Les Bazaine polytechniciens

Les Bazaine une famille de polytechniciens

Dossier : Arts, lettres et sciencesMagazine N°794 Avril 2024
Par Jacques-André LESNARD

Le bien connu maré­chal Bazaine n’est pas poly­tech­ni­cien, mais sa famille l’a été pas­sa­ble­ment au XIXe siècle : elle donne ain­si une idée de la vie de l’honnête élite au pénul­tième siècle, de ses aven­tures ou de ses rou­tines pro­fes­sion­nelles. L’aperçu ci-après com­mence avec un non‑X et se ter­mine avec un autre non‑X qui a réus­si son par­cours, comme quoi il n’est pas indis­pen­sable de…

Le patro­nyme du maré­chal du Second Empire, pro­mu l’année sui­vant la prise de Pue­bla au Mexique (en mars 1863), pré­nom­mé Fran­çois Achille (1811−1888), est dans la mémoire col­lec­tive irré­médiable­ment enta­ché par la capitula­tion de Metz le 28 octobre 1870, qui entraî­ne­ra sa dégra­da­tion mili­taire en 1873. Il est per­son­nel­le­ment dépour­vu de lien avec l’X, au-delà de son échec au concours d’entrée en 1830 : cet échec entraî­na son enga­ge­ment en mars sui­vant comme simple sol­dat, optant peu après pour la Légion étran­gère et y déve­lop­pant aus­si­tôt une brillante car­rière mili­taire. Tou­te­fois son père, son frère aîné et deux fils d’icelui, donc ses neveux, sont tous les quatre des poly­tech­ni­ciens du XIXe siècle, for­mant sur trois géné­ra­tions une petite « dynas­tie » dont nous allons esquis­ser la bio­gra­phie de ses composantes.

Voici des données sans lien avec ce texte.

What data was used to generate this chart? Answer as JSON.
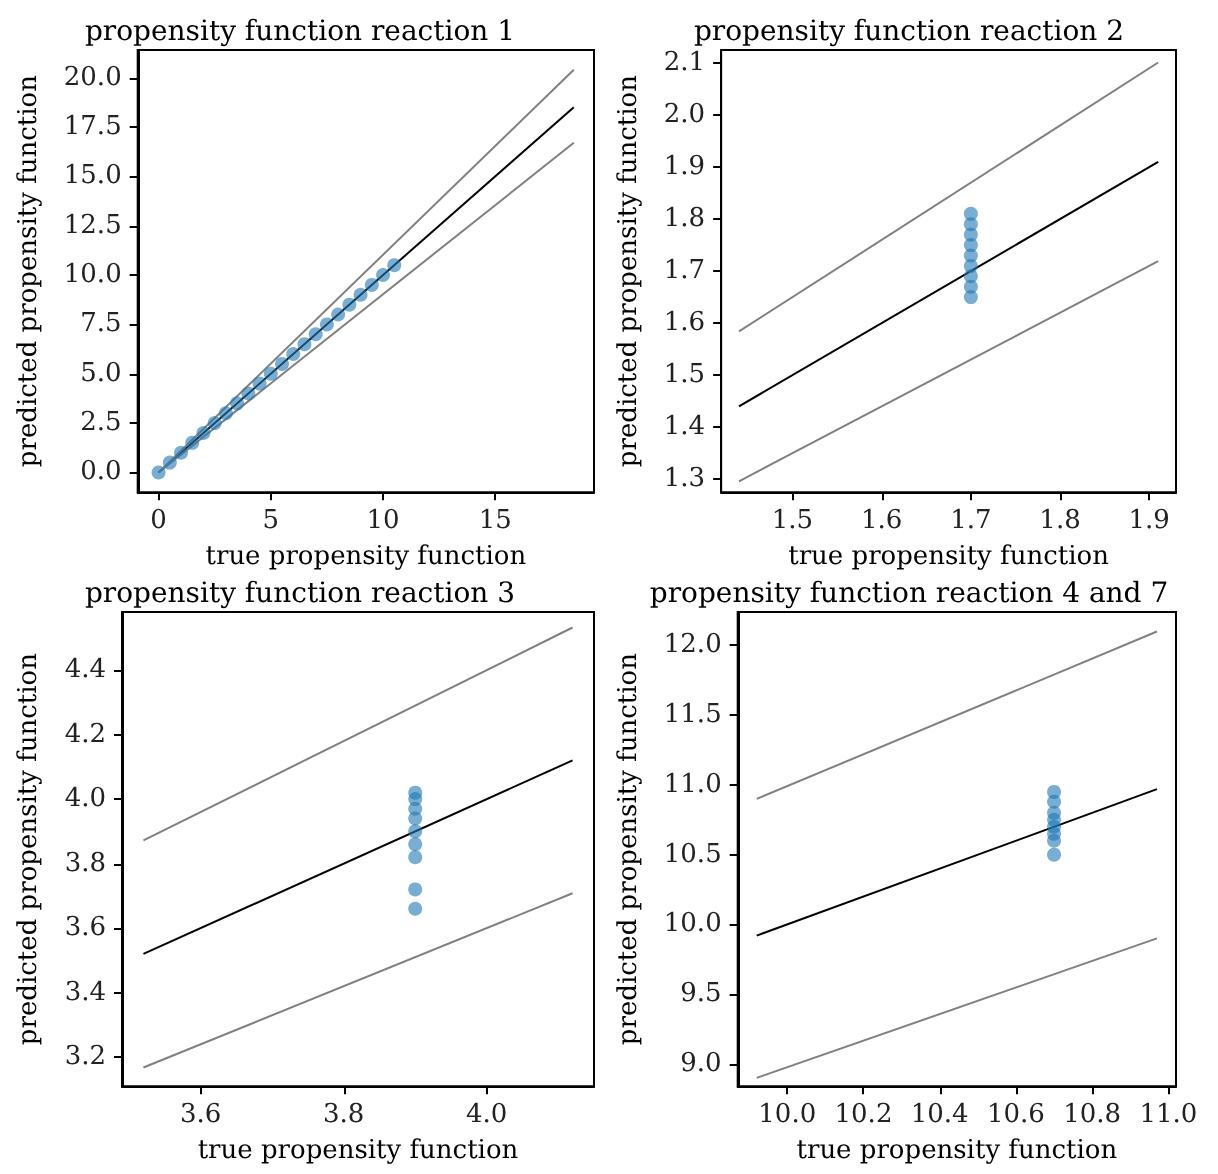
{
  "chart_data": [
    {
      "type": "scatter",
      "title": "propensity function reaction 1",
      "xlabel": "true propensity function",
      "ylabel": "predicted propensity function",
      "xlim": [
        -0.93,
        19.4
      ],
      "ylim": [
        -1,
        21.4
      ],
      "xticks": [
        0,
        5,
        10,
        15
      ],
      "yticks": [
        {
          "value": 0,
          "label": "0.0"
        },
        2.5,
        {
          "value": 5,
          "label": "5.0"
        },
        7.5,
        {
          "value": 10,
          "label": "10.0"
        },
        12.5,
        {
          "value": 15,
          "label": "15.0"
        },
        17.5,
        {
          "value": 20,
          "label": "20.0"
        }
      ],
      "grid": false,
      "series": [
        {
          "type": "scatter",
          "marker": "circle",
          "color": "#1f77b4",
          "x": [
            0,
            0.5,
            1,
            1.5,
            2,
            2.5,
            3,
            3.5,
            4,
            4.5,
            5,
            5.5,
            6,
            6.5,
            7,
            7.5,
            8,
            8.5,
            9,
            9.5,
            10,
            10.5
          ],
          "values": [
            0,
            0.5,
            1,
            1.5,
            2,
            2.5,
            3,
            3.5,
            4,
            4.5,
            5,
            5.5,
            6,
            6.5,
            7,
            7.5,
            8,
            8.5,
            9,
            9.5,
            10,
            10.5
          ]
        },
        {
          "type": "line",
          "marker": "none",
          "color": "#000000",
          "x": [
            0,
            18.5
          ],
          "values": [
            0,
            18.5
          ]
        },
        {
          "type": "line",
          "marker": "none",
          "color": "#808080",
          "x": [
            0,
            18.5
          ],
          "values": [
            0,
            20.4
          ]
        },
        {
          "type": "line",
          "marker": "none",
          "color": "#808080",
          "x": [
            0,
            18.5
          ],
          "values": [
            0,
            16.7
          ]
        }
      ]
    },
    {
      "type": "scatter",
      "title": "propensity function reaction 2",
      "xlabel": "true propensity function",
      "ylabel": "predicted propensity function",
      "xlim": [
        1.42,
        1.93
      ],
      "ylim": [
        1.275,
        2.125
      ],
      "xticks": [
        1.5,
        1.6,
        1.7,
        1.8,
        1.9
      ],
      "yticks": [
        1.3,
        1.4,
        1.5,
        1.6,
        1.7,
        1.8,
        1.9,
        {
          "value": 2,
          "label": "2.0"
        },
        2.1
      ],
      "grid": false,
      "series": [
        {
          "type": "scatter",
          "marker": "circle",
          "color": "#1f77b4",
          "x": [
            1.7,
            1.7,
            1.7,
            1.7,
            1.7,
            1.7,
            1.7,
            1.7,
            1.7
          ],
          "values": [
            1.65,
            1.67,
            1.69,
            1.71,
            1.73,
            1.75,
            1.77,
            1.79,
            1.81
          ]
        },
        {
          "type": "line",
          "marker": "none",
          "color": "#000000",
          "x": [
            1.44,
            1.91
          ],
          "values": [
            1.44,
            1.91
          ]
        },
        {
          "type": "line",
          "marker": "none",
          "color": "#808080",
          "x": [
            1.44,
            1.91
          ],
          "values": [
            1.584,
            2.101
          ]
        },
        {
          "type": "line",
          "marker": "none",
          "color": "#808080",
          "x": [
            1.44,
            1.91
          ],
          "values": [
            1.296,
            1.719
          ]
        }
      ]
    },
    {
      "type": "scatter",
      "title": "propensity function reaction 3",
      "xlabel": "true propensity function",
      "ylabel": "predicted propensity function",
      "xlim": [
        3.49,
        4.15
      ],
      "ylim": [
        3.11,
        4.58
      ],
      "xticks": [
        3.6,
        3.8,
        {
          "value": 4,
          "label": "4.0"
        }
      ],
      "yticks": [
        3.2,
        3.4,
        3.6,
        3.8,
        {
          "value": 4,
          "label": "4.0"
        },
        4.2,
        4.4
      ],
      "grid": false,
      "series": [
        {
          "type": "scatter",
          "marker": "circle",
          "color": "#1f77b4",
          "x": [
            3.9,
            3.9,
            3.9,
            3.9,
            3.9,
            3.9,
            3.9,
            3.9,
            3.9
          ],
          "values": [
            3.66,
            3.72,
            3.82,
            3.86,
            3.9,
            3.94,
            3.97,
            4,
            4.02
          ]
        },
        {
          "type": "line",
          "marker": "none",
          "color": "#000000",
          "x": [
            3.52,
            4.12
          ],
          "values": [
            3.52,
            4.12
          ]
        },
        {
          "type": "line",
          "marker": "none",
          "color": "#808080",
          "x": [
            3.52,
            4.12
          ],
          "values": [
            3.872,
            4.532
          ]
        },
        {
          "type": "line",
          "marker": "none",
          "color": "#808080",
          "x": [
            3.52,
            4.12
          ],
          "values": [
            3.168,
            3.708
          ]
        }
      ]
    },
    {
      "type": "scatter",
      "title": "propensity function reaction 4 and 7",
      "xlabel": "true propensity function",
      "ylabel": "predicted propensity function",
      "xlim": [
        9.87,
        11.02
      ],
      "ylim": [
        8.84,
        12.24
      ],
      "xticks": [
        {
          "value": 10,
          "label": "10.0"
        },
        10.2,
        10.4,
        10.6,
        10.8,
        {
          "value": 11,
          "label": "11.0"
        }
      ],
      "yticks": [
        {
          "value": 9,
          "label": "9.0"
        },
        9.5,
        {
          "value": 10,
          "label": "10.0"
        },
        10.5,
        {
          "value": 11,
          "label": "11.0"
        },
        11.5,
        {
          "value": 12,
          "label": "12.0"
        }
      ],
      "grid": false,
      "series": [
        {
          "type": "scatter",
          "marker": "circle",
          "color": "#1f77b4",
          "x": [
            10.7,
            10.7,
            10.7,
            10.7,
            10.7,
            10.7,
            10.7,
            10.7
          ],
          "values": [
            10.5,
            10.6,
            10.65,
            10.7,
            10.75,
            10.8,
            10.88,
            10.95
          ]
        },
        {
          "type": "line",
          "marker": "none",
          "color": "#000000",
          "x": [
            9.92,
            10.97
          ],
          "values": [
            9.92,
            10.97
          ]
        },
        {
          "type": "line",
          "marker": "none",
          "color": "#808080",
          "x": [
            9.92,
            10.97
          ],
          "values": [
            10.9,
            12.1
          ]
        },
        {
          "type": "line",
          "marker": "none",
          "color": "#808080",
          "x": [
            9.92,
            10.97
          ],
          "values": [
            8.9,
            9.9
          ]
        }
      ]
    }
  ]
}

Pierre Dominique Bazaine, le père

Il naît le 13 jan­vier 1786 à Scy (aujourd’hui fusion­née avec Cha­zelles) sur le mont Saint-Quen­tin, quelques kilo­mètres à l’ouest de Metz et lieu de rési­dence à par­tir de 1926 de Robert Schu­man, un des pères de l’Europe, qui y a été enter­ré en 1963. Son père Pierre « monte » à Paris à la Révo­lu­tion, devient contrô­leur-jau­geur de l’octroi de la porte d’Enfer et se pas­sionne pour le nou­veau sys­tème métrique : il en devient un spé­cia­liste, conver­sant avec le monde des savants en métro­lo­gie, notam­ment avec Jean Girard Lacuée, homme poli­tique et géné­ral en vue qui conser­ve­ra la pré­si­dence du conseil d’administration de l’X de 1799 jusqu’en 1814. 

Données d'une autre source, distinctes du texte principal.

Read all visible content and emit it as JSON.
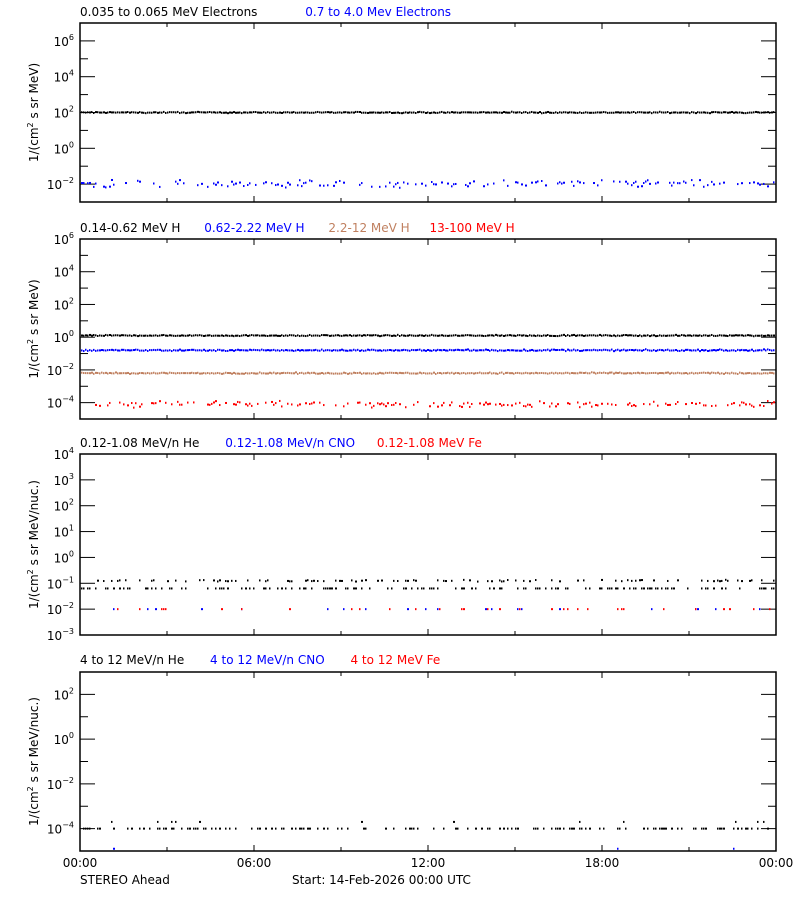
{
  "chart_data": [
    {
      "type": "scatter",
      "panel": 1,
      "title": "",
      "ylabel": "1/(cm^2 s sr MeV)",
      "yscale": "log",
      "ylim_exp": [
        -3,
        7
      ],
      "ytick_labels_exp": [
        6,
        4,
        2,
        0,
        -2
      ],
      "minor_tick_exp": [
        5,
        3,
        1,
        -1
      ],
      "legend": [
        {
          "name": "0.035 to 0.065 MeV Electrons",
          "color": "#000000"
        },
        {
          "name": "0.7 to 4.0 Mev Electrons",
          "color": "#0000ff"
        }
      ],
      "series": [
        {
          "name": "0.035 to 0.065 MeV Electrons",
          "color": "#000000",
          "level_exp": 2.0,
          "jitter": 0.05,
          "density": 1.0
        },
        {
          "name": "0.7 to 4.0 Mev Electrons",
          "color": "#0000ff",
          "level_exp": -2.0,
          "jitter": 0.3,
          "density": 0.45
        }
      ]
    },
    {
      "type": "scatter",
      "panel": 2,
      "ylabel": "1/(cm^2 s sr MeV)",
      "yscale": "log",
      "ylim_exp": [
        -5,
        6
      ],
      "ytick_labels_exp": [
        6,
        4,
        2,
        0,
        -2,
        -4
      ],
      "minor_tick_exp": [
        5,
        3,
        1,
        -1,
        -3
      ],
      "legend": [
        {
          "name": "0.14-0.62 MeV H",
          "color": "#000000"
        },
        {
          "name": "0.62-2.22 MeV H",
          "color": "#0000ff"
        },
        {
          "name": "2.2-12 MeV H",
          "color": "#c08060"
        },
        {
          "name": "13-100 MeV H",
          "color": "#ff0000"
        }
      ],
      "series": [
        {
          "name": "0.14-0.62 MeV H",
          "color": "#000000",
          "level_exp": 0.1,
          "jitter": 0.05,
          "density": 1.0
        },
        {
          "name": "0.62-2.22 MeV H",
          "color": "#0000ff",
          "level_exp": -0.8,
          "jitter": 0.07,
          "density": 1.0
        },
        {
          "name": "2.2-12 MeV H",
          "color": "#c08060",
          "level_exp": -2.2,
          "jitter": 0.06,
          "density": 1.0
        },
        {
          "name": "13-100 MeV H",
          "color": "#ff0000",
          "level_exp": -4.1,
          "jitter": 0.25,
          "density": 0.45
        }
      ]
    },
    {
      "type": "scatter",
      "panel": 3,
      "ylabel": "1/(cm^2 s sr MeV/nuc.)",
      "yscale": "log",
      "ylim_exp": [
        -3,
        4
      ],
      "ytick_labels_exp": [
        4,
        3,
        2,
        1,
        0,
        -1,
        -2,
        -3
      ],
      "minor_tick_exp": [],
      "legend": [
        {
          "name": "0.12-1.08 MeV/n He",
          "color": "#000000"
        },
        {
          "name": "0.12-1.08 MeV/n CNO",
          "color": "#0000ff"
        },
        {
          "name": "0.12-1.08 MeV Fe",
          "color": "#ff0000"
        }
      ],
      "series": [
        {
          "name": "0.12-1.08 MeV/n He",
          "color": "#000000",
          "level_exp": -1.2,
          "jitter": 0.0,
          "density": 0.35
        },
        {
          "name": "0.12-1.08 MeV/n He (upper)",
          "color": "#000000",
          "level_exp": -0.9,
          "jitter": 0.05,
          "density": 0.3
        },
        {
          "name": "0.12-1.08 MeV/n CNO",
          "color": "#0000ff",
          "level_exp": -2.0,
          "jitter": 0.0,
          "density": 0.06
        },
        {
          "name": "0.12-1.08 MeV Fe",
          "color": "#ff0000",
          "level_exp": -2.0,
          "jitter": 0.0,
          "density": 0.07
        }
      ]
    },
    {
      "type": "scatter",
      "panel": 4,
      "ylabel": "1/(cm^2 s sr MeV/nuc.)",
      "yscale": "log",
      "ylim_exp": [
        -5,
        3
      ],
      "ytick_labels_exp": [
        2,
        0,
        -2,
        -4
      ],
      "minor_tick_exp": [
        1,
        -1,
        -3
      ],
      "legend": [
        {
          "name": "4 to 12 MeV/n He",
          "color": "#000000"
        },
        {
          "name": "4 to 12 MeV/n CNO",
          "color": "#0000ff"
        },
        {
          "name": "4 to 12 MeV Fe",
          "color": "#ff0000"
        }
      ],
      "series": [
        {
          "name": "4 to 12 MeV/n He",
          "color": "#000000",
          "level_exp": -4.0,
          "jitter": 0.0,
          "density": 0.35
        },
        {
          "name": "4 to 12 MeV/n He (upper)",
          "color": "#000000",
          "level_exp": -3.7,
          "jitter": 0.0,
          "density": 0.04
        },
        {
          "name": "4 to 12 MeV/n CNO",
          "color": "#0000ff",
          "level_exp": -4.9,
          "jitter": 0.0,
          "density": 0.004
        }
      ]
    }
  ],
  "x_axis": {
    "tick_labels": [
      "00:00",
      "06:00",
      "12:00",
      "18:00",
      "00:00"
    ],
    "range_hours": [
      0,
      24
    ],
    "major_every_hours": 6,
    "minor_every_hours": 3
  },
  "footer": {
    "spacecraft": "STEREO Ahead",
    "start": "Start: 14-Feb-2026 00:00 UTC"
  }
}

Pierre Domi­nique révèle ses talents en obte­nant un prix de mathé­ma­tiques au Concours géné­ral, puis l’année sui­vante entre à l’X en 1803 : il en sort second et opte pour le corps des Ponts et Chaus­sées et non l’Artillerie, car il peut paral­lè­le­ment exer­cer la fonc­tion rému­né­rée de « répé­ti­teur d’analyse » à l’École. Sa rela­tion avec une cer­taine Marie Made­leine Vas­seur (1788−1840) lui donne trois reje­tons, une fille aînée, Méla­nie, décla­rée sans père à l’état-civil qui épou­se­ra en 1834 Émile Cla­pey­ron (X1816), puis Pierre Domi­nique « le jeune » en 1809 (cf. infra), Bazaine étant alors indi­qué comme un pré­nom (!), enfin en 1811 Fran­çois Achille, le futur maré­chal, avec cette fois le nom du père bien inscrit. 

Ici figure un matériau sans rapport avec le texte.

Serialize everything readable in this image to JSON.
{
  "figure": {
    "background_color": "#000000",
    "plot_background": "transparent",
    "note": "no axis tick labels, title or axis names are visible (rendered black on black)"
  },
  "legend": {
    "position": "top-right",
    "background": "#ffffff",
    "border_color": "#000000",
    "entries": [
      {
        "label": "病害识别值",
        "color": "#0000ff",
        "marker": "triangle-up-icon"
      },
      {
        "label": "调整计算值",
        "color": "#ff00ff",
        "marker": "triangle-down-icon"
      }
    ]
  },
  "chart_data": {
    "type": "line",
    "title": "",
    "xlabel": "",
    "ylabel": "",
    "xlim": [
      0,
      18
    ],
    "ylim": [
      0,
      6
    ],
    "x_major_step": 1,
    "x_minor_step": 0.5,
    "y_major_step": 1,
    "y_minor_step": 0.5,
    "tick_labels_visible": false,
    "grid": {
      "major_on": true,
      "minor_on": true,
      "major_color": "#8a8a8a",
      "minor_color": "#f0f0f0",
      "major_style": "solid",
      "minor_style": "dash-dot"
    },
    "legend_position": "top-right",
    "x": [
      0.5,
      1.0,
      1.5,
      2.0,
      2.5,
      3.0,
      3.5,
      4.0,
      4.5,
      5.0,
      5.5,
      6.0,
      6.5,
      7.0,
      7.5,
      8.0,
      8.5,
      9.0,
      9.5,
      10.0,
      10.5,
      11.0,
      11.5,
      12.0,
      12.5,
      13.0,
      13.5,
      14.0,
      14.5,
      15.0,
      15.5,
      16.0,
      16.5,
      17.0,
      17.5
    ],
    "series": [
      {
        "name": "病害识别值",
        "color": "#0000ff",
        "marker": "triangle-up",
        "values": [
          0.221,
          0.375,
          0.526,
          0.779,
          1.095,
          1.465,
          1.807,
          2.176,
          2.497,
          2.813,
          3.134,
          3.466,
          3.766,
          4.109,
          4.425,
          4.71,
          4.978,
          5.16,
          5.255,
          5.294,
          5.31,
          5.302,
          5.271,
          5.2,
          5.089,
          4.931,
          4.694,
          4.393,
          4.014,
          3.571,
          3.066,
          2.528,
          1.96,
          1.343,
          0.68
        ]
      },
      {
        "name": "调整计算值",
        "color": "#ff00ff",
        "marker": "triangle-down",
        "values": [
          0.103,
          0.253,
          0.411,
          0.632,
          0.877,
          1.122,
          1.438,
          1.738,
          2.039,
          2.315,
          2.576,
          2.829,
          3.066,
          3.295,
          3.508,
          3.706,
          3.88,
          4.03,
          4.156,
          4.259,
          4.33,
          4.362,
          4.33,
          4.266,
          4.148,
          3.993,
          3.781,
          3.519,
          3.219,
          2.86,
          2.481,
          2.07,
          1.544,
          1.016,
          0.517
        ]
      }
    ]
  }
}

Le mili­taire étant par­ti au loin, les enfants ne décou­vri­ront pour la pre­mière fois leur père qu’en 1835, plus d’un quart de siècle après ! Il ver­se­ra des sub­sides pour leur exis­tence et leur édu­ca­tion, sauf pen­dant les périodes de guerre entre Rus­sie et France.

En Russie tsariste

Le direc­teur de l’Institut (de for­ma­tion) du corps du génie des voies de com­mu­ni­ca­tion (eau et terre) à Saint-Péters­bourg, l’Espagnol Agustín de Betan­court, sou­hai­tait un ren­fort de quatre ensei­gnants de haut niveau. L’ambassadeur de Rus­sie en France obtient de Napo­léon en novembre 1809 l’envoi de jeunes ingé­nieurs des Ponts et Chaus­sées : Jacques Alexandre Fabre (X1801), notre Pierre Domi­nique avec Jean Antoine Des­trem de sa pro­mo­tion et Charles Michel Potier (X1805 et donc débu­tant) ; les quatre rejoignent la capi­tale impé­riale au prin­temps 1810, « pla­cés en congé illi­mi­té avec un avan­ce­ment en France égal à celui obte­nu en Rus­sie » car la posi­tion admi­nis­tra­tive dite du « déta­che­ment » n’existait pas encore dans la fonc­tion publique française.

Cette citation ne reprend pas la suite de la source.